4.3 Technological Substitutes For Legal Expertise
Starting in the late 1980s software developers produced a host of computer programs designed to offer average citizens the ability to generate legal documents such as wills and contracts. In the 1990s court systems and others desiring to increase access to justice for lower income individuals began developing programs which use similar technology to generate litigation documents that can be filed in common cases such as landlord–tenant, child custody, and spousal abuse cases. As of 2001, however, there has been no assessment of the issue whether these computer-generated litigation documents help litigants if they lack legal representation when they appear in court.
However, technology, computer technology in particular, may have only begun to transform the dispute resolution process in ways which could improve access for lower income litigants. Conversely, technology may reduce access to justice by increasing still further the cost of the litigation process and compounding the advantages higher income parties already enjoy.

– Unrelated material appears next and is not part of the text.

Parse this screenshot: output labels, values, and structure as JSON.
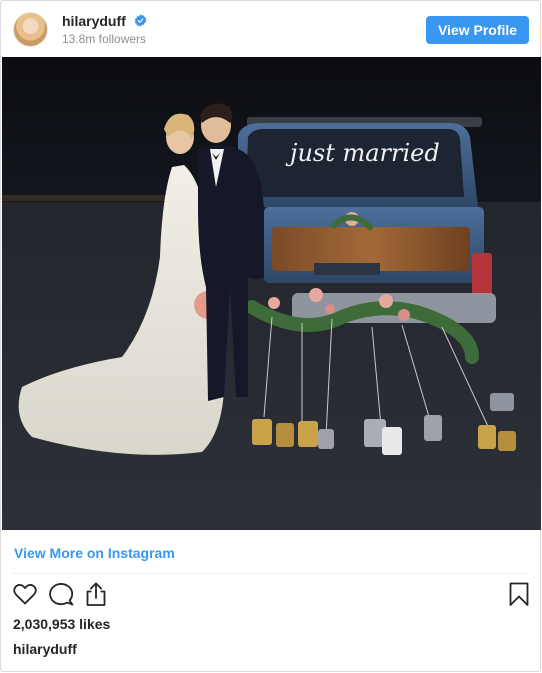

In fact, this phenomenon so evident in the health care field, can also be observed in the law. Only the party with considerable resources can afford many of the expensive scientific tests and fancy computer-generated graphics which enhance the chances of victory in the modern court room.
4.4 Use Of Less Expensive, Non-Lawyer Representatives
Some specialized lower-cost forums permit nonlawyers to represent parties appearing before them. Some even rely exclusively on non-lawyer advocates for this role. Presumably the use of these less educated and less expensive personnel enhances access by lowering the cost of representation to the parties or to the government employing the advocates.
A recent study tested the difference between representation by lawyers and representation by lay advocates in these administrative forums. The study suggests only marginal differences in the quality of representation or the results achieved. It says little if anything, however, about the comparative performance in the regular courts or other forums that decide a broader range of disputes requiring advocates possessing a greater body of legal knowledge and skills (Kritzer 1998b).
5. Future Issues In The Movement Toward Equal Access To Justice
The major issues for government-funded legal aid and equal access to justice in the twenty-first century include: (a) whether a ‘globalization of constitutional values’ will lead courts in the USA and elsewhere to join the majority of industrial democracies in recognizing a constitutional right to counsel in civil cases; (b) whether those nations which already have such a right as a matter of statute or constitutional interpretation will develop delivery mechanisms and alternative dispute resolution policies allowing them to guarantee effective access for lower income citizens at politically sustainable levels of public investment; and (c) whether the vital importance of equal access to justice for democratic government and political stability will cause developing countries and former communist nations to institute significant legal aid programs. As it has in the past, social science will have much to contribute not only to the design of these initiatives, but more importantly to their evaluation. The insistence on empirical proof will offer the most effective guarantee that what emerges indeed grants every citizen, irrespective of means, the right to equal justice that democratic societies promise to all.